Die
Darstellung von Menschen mit ihren vielen Facetten ist die Passion von
Barbara Heun. Ihre Bilder sind sensible Charakter-, Milieu- und Metier-Studien,
teilweise auch mit narrativen Ambitionen.
Die großen Formate und die sich über lästige Details
hinwegsetzende Malweise lassen ein beträchtliches Selbstbewusstsein
spüren.

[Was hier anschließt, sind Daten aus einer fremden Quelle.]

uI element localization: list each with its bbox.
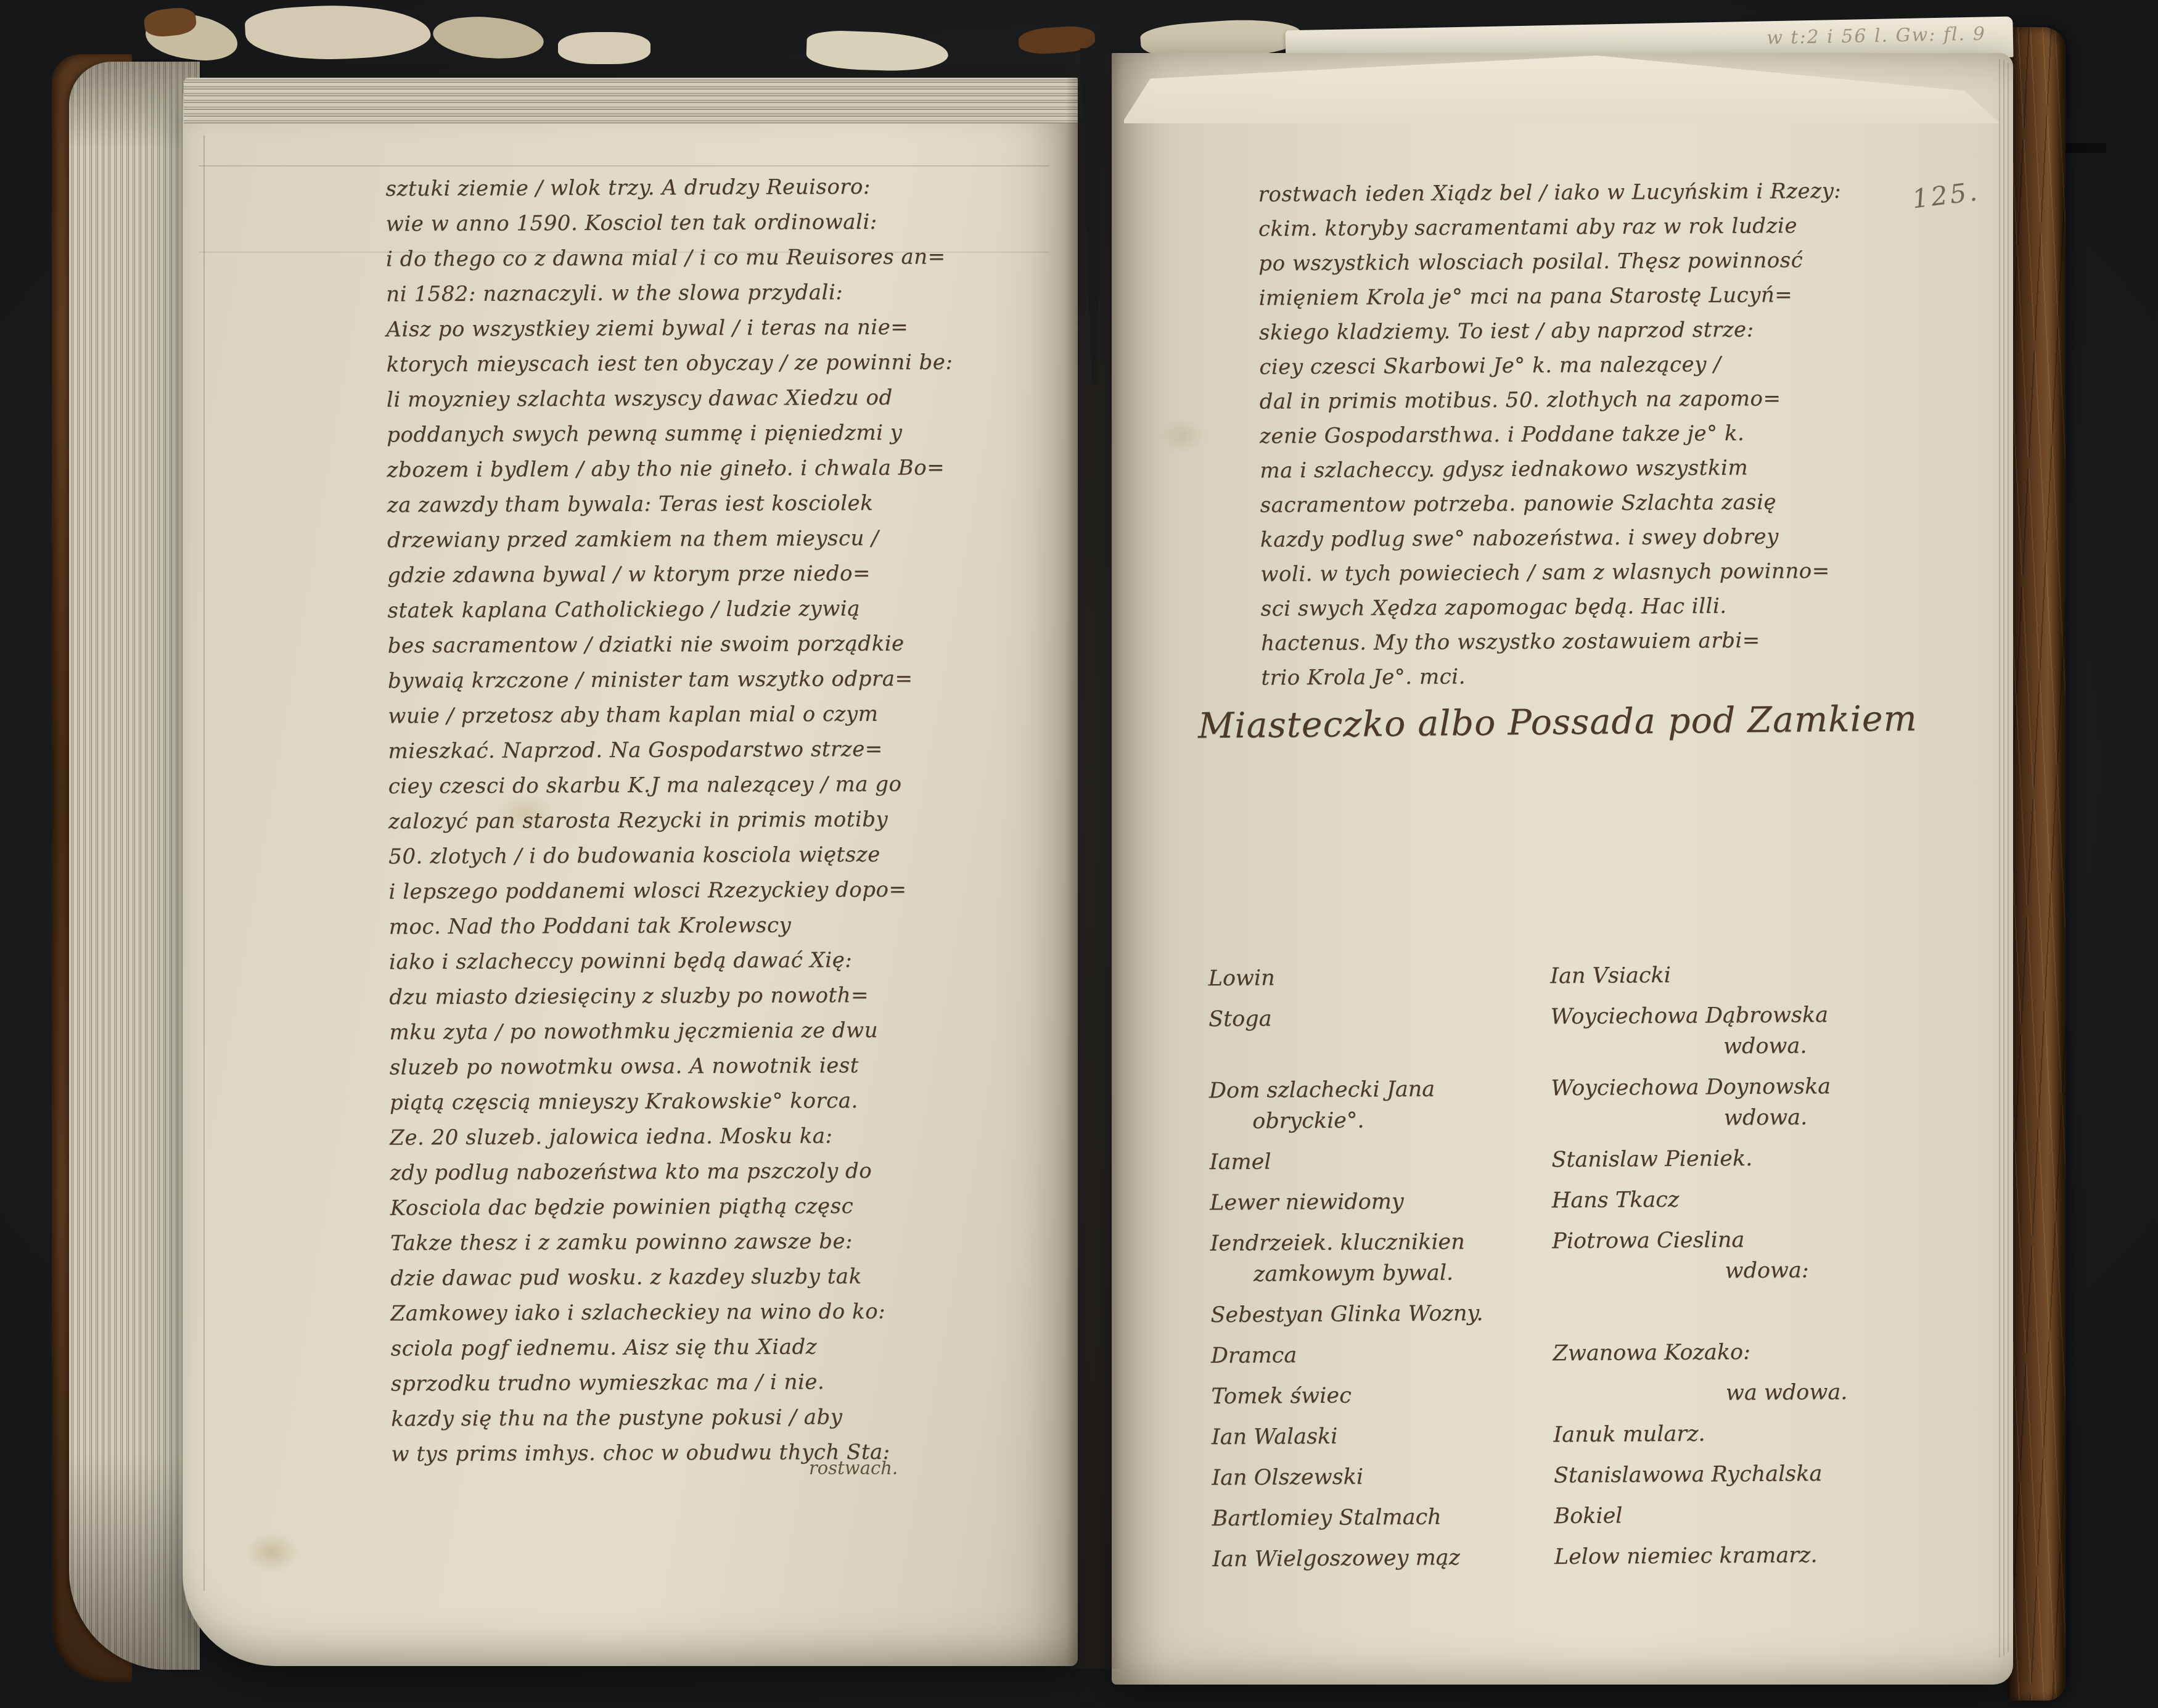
manuscript-line: skiego kladziemy. To iest / aby naprzod … [1259,311,1968,350]
manuscript-line: Takze thesz i z zamku powinno zawsze be: [390,1223,1069,1262]
list-text: Sebestyan Glinka Wozny. [1210,1297,1553,1331]
list-row: Ian Walaski Ianuk mularz. [1212,1417,1939,1453]
list-text: Ian Olszewski [1212,1460,1554,1493]
right-page: 125. rostwach ieden Xiądz bel / iako w L… [1112,53,2013,1685]
torn-paper-fragment [431,12,545,62]
list-text: Ian Vsiacki [1550,958,1936,992]
catchword: rostwach. [809,1458,898,1479]
paper-stain [1149,411,1216,460]
list-text: Woyciechowa Dąbrowska [1551,999,1937,1032]
list-person: Ian Vsiacki [1550,958,1936,992]
manuscript-line: kazdy podlug swe° nabozeństwa. i swey do… [1260,518,1969,557]
manuscript-line: Kosciola dac będzie powinien piąthą częs… [390,1188,1069,1226]
manuscript-line: mku zyta / po nowothmku jęczmienia ze dw… [389,1012,1067,1051]
manuscript-line: Zamkowey iako i szlacheckiey na wino do … [390,1294,1069,1332]
manuscript-line: dal in primis motibus. 50. zlothych na z… [1259,380,1968,419]
list-text: Hans Tkacz [1552,1183,1938,1216]
list-text: Ianuk mularz. [1553,1417,1939,1450]
list-text: Stoga [1208,1001,1551,1035]
manuscript-line: ciey czesci do skarbu K.J ma nalezącey /… [388,766,1067,805]
right-page-text: rostwach ieden Xiądz bel / iako w Lucyńs… [1258,173,1970,695]
manuscript-line: sluzeb po nowotmku owsa. A nowotnik iest [390,1048,1068,1086]
list-person: Stanislaw Pieniek. [1551,1142,1937,1175]
list-place: Ian Walaski [1212,1419,1554,1453]
list-text: obryckie°. [1252,1104,1551,1136]
list-person: wa wdowa. [1553,1376,1939,1410]
list-text: Tomek świec [1211,1379,1553,1412]
list-text: Lewer niewidomy [1210,1185,1552,1218]
list-person: Hans Tkacz [1552,1183,1938,1216]
list-row: Tomek świec wa wdowa. [1211,1376,1939,1412]
left-page: sztuki ziemie / wlok trzy. A drudzy Reui… [183,92,1078,1666]
book-cover-right [2008,27,2066,1701]
list-place: Sebestyan Glinka Wozny. [1210,1297,1553,1331]
manuscript-line: i do thego co z dawna mial / i co mu Reu… [386,239,1064,277]
list-text: Lelow niemiec kramarz. [1554,1539,1940,1572]
manuscript-line: statek kaplana Catholickiego / ludzie zy… [387,591,1065,629]
list-person: Woyciechowa Dąbrowskawdowa. [1551,999,1937,1063]
list-row: Dom szlachecki Janaobryckie°. Woyciechow… [1209,1070,1937,1137]
paper-stain [232,1523,312,1582]
list-place: Stoga [1208,1001,1551,1065]
manuscript-line: ciey czesci Skarbowi Je° k. ma nalezącey… [1259,345,1968,384]
manuscript-line: sprzodku trudno wymieszkac ma / i nie. [391,1364,1069,1402]
list-place: Bartlomiey Stalmach [1212,1501,1554,1534]
manuscript-line: rostwach ieden Xiądz bel / iako w Lucyńs… [1258,173,1967,211]
list-person: Zwanowa Kozako: [1553,1336,1939,1369]
list-text: Iamel [1210,1144,1552,1178]
list-text: Bokiel [1554,1498,1940,1532]
manuscript-line: 50. zlotych / i do budowania kosciola wi… [388,837,1067,875]
manuscript-photo: w t:2 i 56 l. Gw: fl. 9 sztuki ziemie / … [0,0,2158,1708]
list-place: Iamel [1210,1144,1552,1178]
list-text: Dramca [1211,1338,1553,1371]
list-row: Lowin Ian Vsiacki [1208,958,1935,994]
manuscript-line: ni 1582: naznaczyli. w the slowa przydal… [386,274,1064,313]
manuscript-line: po wszystkich wlosciach posilal. Thęsz p… [1258,242,1967,281]
resident-list: Lowin Ian Vsiacki Stoga Woyciechowa Dąbr… [1208,958,1940,1585]
left-page-text: sztuki ziemie / wlok trzy. A drudzy Reui… [385,169,1069,1472]
manuscript-line: gdzie zdawna bywal / w ktorym prze niedo… [387,556,1065,594]
manuscript-line: sacramentow potrzeba. panowie Szlachta z… [1260,483,1969,522]
list-place: Ian Wielgoszowey mąz [1212,1542,1554,1575]
manuscript-line: sci swych Xędza zapomogac będą. Hac illi… [1261,587,1970,626]
page-edges-right [1996,59,2012,1658]
manuscript-line: zenie Gospodarsthwa. i Poddane takze je°… [1260,414,1969,453]
list-place: Lewer niewidomy [1210,1185,1552,1218]
manuscript-line: piątą częscią mnieyszy Krakowskie° korca… [390,1083,1068,1121]
ruled-frame-line [203,136,205,1591]
list-person: Bokiel [1554,1498,1940,1532]
list-person: Stanislawowa Rychalska [1554,1458,1940,1491]
manuscript-line: Ze. 20 sluzeb. jalowica iedna. Mosku ka: [390,1118,1068,1156]
manuscript-line: iako i szlacheccy powinni będą dawać Xię… [389,942,1067,980]
list-row: Bartlomiey Stalmach Bokiel [1212,1498,1940,1534]
torn-paper-fragment [806,30,949,73]
manuscript-line: woli. w tych powieciech / sam z wlasnych… [1260,552,1969,591]
list-text: zamkowym bywal. [1253,1257,1553,1289]
manuscript-line: imięniem Krola je° mci na pana Starostę … [1258,276,1967,315]
page-edges-left [69,62,200,1670]
manuscript-line: trio Krola Je°. mci. [1261,656,1970,695]
list-row: Lewer niewidomy Hans Tkacz [1210,1183,1937,1218]
manuscript-line: kazdy się thu na the pustyne pokusi / ab… [391,1399,1069,1437]
section-heading: Miasteczko albo Possada pod Zamkiem [1198,697,1975,746]
list-row: Iendrzeiek. klucznikienzamkowym bywal. P… [1210,1223,1938,1290]
manuscript-line: i lepszego poddanemi wlosci Rzezyckiey d… [388,872,1067,910]
list-text: Stanislawowa Rychalska [1554,1458,1940,1491]
manuscript-line: ma i szlacheccy. gdysz iednakowo wszystk… [1260,449,1969,488]
list-row: Dramca Zwanowa Kozako: [1211,1336,1939,1371]
manuscript-line: wie w anno 1590. Kosciol ten tak ordinow… [386,204,1064,242]
list-text: Bartlomiey Stalmach [1212,1501,1554,1534]
list-text: Lowin [1208,961,1550,994]
list-place: Ian Olszewski [1212,1460,1554,1493]
list-person: Piotrowa Cieslinawdowa: [1552,1223,1938,1287]
manuscript-line: za zawzdy tham bywala: Teras iest koscio… [387,485,1065,523]
manuscript-line: mieszkać. Naprzod. Na Gospodarstwo strze… [388,731,1066,770]
torn-paper-fragment [558,32,650,64]
manuscript-line: w tys prims imhys. choc w obudwu thych S… [391,1434,1069,1472]
list-row: Ian Wielgoszowey mąz Lelow niemiec krama… [1212,1539,1940,1575]
list-text: Ian Walaski [1212,1419,1554,1453]
manuscript-line: Aisz po wszystkiey ziemi bywal / i teras… [386,310,1064,348]
list-row: Sebestyan Glinka Wozny. [1210,1295,1938,1331]
list-text: Woyciechowa Doynowska [1551,1070,1937,1104]
edge-annotation: w t:2 i 56 l. Gw: fl. 9 [1285,17,2013,59]
list-text: Stanislaw Pieniek. [1551,1142,1937,1175]
manuscript-line: drzewiany przed zamkiem na them mieyscu … [387,520,1065,559]
list-place: Tomek świec [1211,1379,1553,1412]
list-text: Zwanowa Kozako: [1553,1336,1939,1369]
folded-corner [1124,55,2000,123]
list-person: Ianuk mularz. [1553,1417,1939,1450]
page-edges-top [184,78,1078,123]
manuscript-line: wuie / przetosz aby tham kaplan mial o c… [388,696,1066,734]
list-row: Ian Olszewski Stanislawowa Rychalska [1212,1458,1939,1493]
list-text: wdowa: [1725,1254,1938,1286]
list-place: Dom szlachecki Janaobryckie°. [1209,1073,1551,1137]
list-row: Stoga Woyciechowa Dąbrowskawdowa. [1208,999,1937,1065]
list-person: Lelow niemiec kramarz. [1554,1539,1940,1572]
list-text: Dom szlachecki Jana [1209,1073,1551,1106]
manuscript-line: zalozyć pan starosta Rezycki in primis m… [388,802,1067,840]
list-place: Lowin [1208,961,1550,994]
list-person [1553,1295,1939,1328]
list-text: Piotrowa Cieslina [1552,1223,1938,1257]
list-person: Woyciechowa Doynowskawdowa. [1551,1070,1937,1135]
manuscript-line: bywaią krzczone / minister tam wszytko o… [388,661,1066,699]
manuscript-line: bes sacramentow / dziatki nie swoim porz… [388,626,1066,664]
list-text: Ian Wielgoszowey mąz [1212,1542,1554,1575]
list-place: Dramca [1211,1338,1553,1371]
manuscript-line: ckim. ktoryby sacramentami aby raz w rok… [1258,207,1967,246]
manuscript-line: poddanych swych pewną summę i pięniedzmi… [387,415,1065,453]
manuscript-line: li moyzniey szlachta wszyscy dawac Xiedz… [387,380,1065,418]
manuscript-line: dzie dawac pud wosku. z kazdey sluzby ta… [390,1258,1069,1297]
manuscript-line: sztuki ziemie / wlok trzy. A drudzy Reui… [385,169,1064,207]
manuscript-line: zbozem i bydlem / aby tho nie gineło. i … [387,450,1065,488]
manuscript-line: zdy podlug nabozeństwa kto ma pszczoly d… [390,1153,1068,1191]
list-text: wa wdowa. [1726,1376,1939,1408]
manuscript-line: sciola pogf iednemu. Aisz się thu Xiadz [391,1329,1069,1367]
list-row: Iamel Stanislaw Pieniek. [1210,1142,1937,1178]
list-text: Iendrzeiek. klucznikien [1210,1226,1552,1259]
manuscript-line: dzu miasto dziesięciny z sluzby po nowot… [389,977,1067,1016]
torn-paper-fragment [244,0,432,64]
manuscript-line: hactenus. My tho wszystko zostawuiem arb… [1261,622,1970,660]
manuscript-line: ktorych mieyscach iest ten obyczay / ze … [387,345,1065,383]
list-place: Iendrzeiek. klucznikienzamkowym bywal. [1210,1226,1552,1290]
ruled-frame-line [199,165,1049,166]
manuscript-line: moc. Nad tho Poddani tak Krolewscy [389,907,1067,945]
list-text: wdowa. [1723,1030,1937,1062]
list-text: wdowa. [1724,1101,1937,1133]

Durch diese beiden Pole - Sensibilität und Selbstbewusstsein
- wird ein Kraftfeld gebildet, aus dem die außerordentliche, expressive
Wirkung der hier gezeigten Werke gespeist wird.
Das Fundament bildet
ein hohes technisches Niveau, wie man es bei nebenberuflich tätigen
Künstlern eher selten findet. Selten wird so einfühlsam mit
Hintergrund und Format gearbeitet mit dem Ziel, das Anliegen des Bildes,
das man im Vordergrund sucht, zu verstärken.
Es verwundert zunächst,
dass die sehr fokussiert arbeitende Künstlerin jetzt auch Tiere
als Motiv entdeckt hat, woraus ja die Gefahr einer Ablenkung von ihrem
eigentlichen Sujet - den Menschen - erwachsen kann. Sehr schnell realisiert
der Betrachter aber, dass die Tiere - in ihrer Funktion als Begleiter
des Menschen oder als Spiegelbild - nur als Zeugen für oder gegen
die Menschen auftreten! Durch diesen geschickten dramaturgischen Trick
ergeben sich zusätzliche Möglichkeiten der ebenso humorvollen
wie treffenden Darstellung von menschlichen Eigenschaften.
Barbara Heun zeigt
Menschen nicht in ihren Krisen, sondern in normalen, alltäglichen
Situationen. Durch das Transferieren der "Momentaufnahmen"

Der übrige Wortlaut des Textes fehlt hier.